Methods: This cross-sectional study was performed on 220 pregnant women referred to Shahidan Mobini Hospital in Sabzevar in 2014-2015. Sterile urine sample of pregnant women was analyzed in terms of Full urine test and culture. Antibiogram of isolated bacteria was done with colony count greater than 100000 by Bauer-Kirby Disk Diffusion. Individual characteristics of the subjects were recorded in the checklist. Data were analyzed by SPSS software (version 19) and Chi-square test. P<0.05 was considered significant.

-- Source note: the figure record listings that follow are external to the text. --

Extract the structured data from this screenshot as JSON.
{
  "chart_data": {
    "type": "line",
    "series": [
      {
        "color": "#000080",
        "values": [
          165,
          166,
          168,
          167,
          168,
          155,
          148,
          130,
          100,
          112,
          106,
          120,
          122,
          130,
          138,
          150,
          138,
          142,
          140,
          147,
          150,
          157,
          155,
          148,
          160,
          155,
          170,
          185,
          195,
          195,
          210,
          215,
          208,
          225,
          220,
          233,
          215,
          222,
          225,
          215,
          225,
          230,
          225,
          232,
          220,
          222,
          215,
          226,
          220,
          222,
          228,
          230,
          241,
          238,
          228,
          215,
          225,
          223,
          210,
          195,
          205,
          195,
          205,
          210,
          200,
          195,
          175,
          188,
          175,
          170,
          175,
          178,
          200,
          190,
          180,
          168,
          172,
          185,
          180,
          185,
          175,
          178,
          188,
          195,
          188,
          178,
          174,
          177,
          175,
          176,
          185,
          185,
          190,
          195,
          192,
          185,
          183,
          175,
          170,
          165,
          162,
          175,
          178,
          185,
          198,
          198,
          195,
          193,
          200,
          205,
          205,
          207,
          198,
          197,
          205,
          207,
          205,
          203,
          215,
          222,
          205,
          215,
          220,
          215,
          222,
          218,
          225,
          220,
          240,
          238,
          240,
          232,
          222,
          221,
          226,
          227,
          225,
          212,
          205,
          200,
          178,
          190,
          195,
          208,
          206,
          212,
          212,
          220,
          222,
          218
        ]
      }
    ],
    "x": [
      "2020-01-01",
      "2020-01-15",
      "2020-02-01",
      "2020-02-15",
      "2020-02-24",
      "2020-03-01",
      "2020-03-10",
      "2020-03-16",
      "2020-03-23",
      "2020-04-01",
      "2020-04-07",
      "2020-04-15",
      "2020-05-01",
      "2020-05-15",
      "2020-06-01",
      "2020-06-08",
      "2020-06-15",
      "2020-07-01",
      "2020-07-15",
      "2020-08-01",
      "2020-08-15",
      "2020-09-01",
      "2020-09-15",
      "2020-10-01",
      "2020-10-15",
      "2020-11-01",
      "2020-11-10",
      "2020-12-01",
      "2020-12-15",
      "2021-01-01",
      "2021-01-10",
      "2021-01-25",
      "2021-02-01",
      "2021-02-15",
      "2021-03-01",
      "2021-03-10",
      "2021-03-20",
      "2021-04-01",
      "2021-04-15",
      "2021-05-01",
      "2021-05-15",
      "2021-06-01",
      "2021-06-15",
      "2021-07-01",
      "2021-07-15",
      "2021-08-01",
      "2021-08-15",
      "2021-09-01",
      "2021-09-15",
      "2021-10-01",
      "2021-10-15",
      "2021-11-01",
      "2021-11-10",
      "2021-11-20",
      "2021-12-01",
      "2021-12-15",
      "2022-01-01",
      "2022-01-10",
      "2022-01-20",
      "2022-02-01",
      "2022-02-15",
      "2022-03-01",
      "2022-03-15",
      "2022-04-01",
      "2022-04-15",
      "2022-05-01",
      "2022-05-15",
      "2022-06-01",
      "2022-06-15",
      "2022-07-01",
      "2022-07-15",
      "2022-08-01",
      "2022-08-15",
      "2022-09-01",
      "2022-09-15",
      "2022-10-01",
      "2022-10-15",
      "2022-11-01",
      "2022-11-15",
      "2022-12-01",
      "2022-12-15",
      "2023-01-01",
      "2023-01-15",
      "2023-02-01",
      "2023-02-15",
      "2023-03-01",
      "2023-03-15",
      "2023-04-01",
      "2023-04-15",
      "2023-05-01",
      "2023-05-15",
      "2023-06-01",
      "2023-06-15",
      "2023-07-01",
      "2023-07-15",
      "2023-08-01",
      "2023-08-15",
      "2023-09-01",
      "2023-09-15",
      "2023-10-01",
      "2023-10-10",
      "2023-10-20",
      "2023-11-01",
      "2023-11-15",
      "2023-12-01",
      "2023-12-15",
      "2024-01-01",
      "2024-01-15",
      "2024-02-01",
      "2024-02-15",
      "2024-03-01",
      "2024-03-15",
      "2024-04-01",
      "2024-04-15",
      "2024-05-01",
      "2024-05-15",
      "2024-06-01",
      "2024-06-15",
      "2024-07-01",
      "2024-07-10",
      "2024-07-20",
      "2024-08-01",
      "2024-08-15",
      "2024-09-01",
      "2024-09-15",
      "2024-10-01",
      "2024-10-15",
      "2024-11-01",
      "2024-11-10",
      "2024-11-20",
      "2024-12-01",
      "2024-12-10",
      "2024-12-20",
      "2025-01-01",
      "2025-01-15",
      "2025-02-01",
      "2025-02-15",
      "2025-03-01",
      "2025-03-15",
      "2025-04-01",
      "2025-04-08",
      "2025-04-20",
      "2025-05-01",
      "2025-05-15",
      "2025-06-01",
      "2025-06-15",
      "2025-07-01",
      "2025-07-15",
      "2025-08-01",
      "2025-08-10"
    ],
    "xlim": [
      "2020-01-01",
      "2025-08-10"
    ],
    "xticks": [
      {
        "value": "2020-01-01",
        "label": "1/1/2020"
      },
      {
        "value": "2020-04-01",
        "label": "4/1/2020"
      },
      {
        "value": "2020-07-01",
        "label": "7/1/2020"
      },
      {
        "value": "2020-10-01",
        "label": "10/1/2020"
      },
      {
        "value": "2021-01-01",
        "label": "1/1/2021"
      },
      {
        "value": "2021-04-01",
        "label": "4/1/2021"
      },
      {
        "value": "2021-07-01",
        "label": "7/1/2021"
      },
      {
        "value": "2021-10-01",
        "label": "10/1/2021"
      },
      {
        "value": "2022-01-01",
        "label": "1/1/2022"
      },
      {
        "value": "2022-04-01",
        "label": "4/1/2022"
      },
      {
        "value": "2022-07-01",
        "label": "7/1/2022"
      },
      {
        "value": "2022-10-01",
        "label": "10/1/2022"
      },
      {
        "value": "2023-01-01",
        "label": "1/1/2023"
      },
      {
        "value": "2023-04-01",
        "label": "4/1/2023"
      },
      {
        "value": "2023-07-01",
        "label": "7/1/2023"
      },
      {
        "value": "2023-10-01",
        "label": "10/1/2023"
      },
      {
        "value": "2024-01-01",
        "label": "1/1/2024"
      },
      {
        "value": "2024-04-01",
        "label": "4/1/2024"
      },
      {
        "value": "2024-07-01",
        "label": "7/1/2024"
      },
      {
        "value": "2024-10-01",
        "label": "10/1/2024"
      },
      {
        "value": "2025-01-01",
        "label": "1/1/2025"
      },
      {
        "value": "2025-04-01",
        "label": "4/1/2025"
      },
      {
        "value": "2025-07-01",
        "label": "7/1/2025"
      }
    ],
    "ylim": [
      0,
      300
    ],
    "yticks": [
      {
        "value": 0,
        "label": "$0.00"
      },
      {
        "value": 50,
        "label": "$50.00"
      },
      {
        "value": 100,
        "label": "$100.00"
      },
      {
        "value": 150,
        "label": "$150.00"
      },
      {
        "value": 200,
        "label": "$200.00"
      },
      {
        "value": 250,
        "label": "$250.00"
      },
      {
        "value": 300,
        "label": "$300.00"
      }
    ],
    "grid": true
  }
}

Results: In this study which was performed on 220 pregnant women, 7% of pregnant women had asymptomatic bacteriuria. Significant relationship was found between asymptomatic bacteriuria and education level (p<0.001), socioeconomic status (p=0.002), regional living area (p=0.004), history of previous urinary tract infection (p<0.001), and history of renal complications (p=0.028). However, no significant relationship was observed between asymptomatic bacteriuria and mode of last delivery, number of pregnancies and systemic underlying diseases (P>0.05). Most common isolated organisms were Escherichia coli and staphylococcus ureus. Antibiogram results showed that cotrimoxasol, nitroforantoin, ciproflouxasin and nalidixic acide are appropriate antibiotics for treatment of patients.
Conclusion: Asymptomatic bacteriuria has favorable prevalence in Sabzevar city. In the screening of this situation, considering individual and social characteristics seems to be necessary.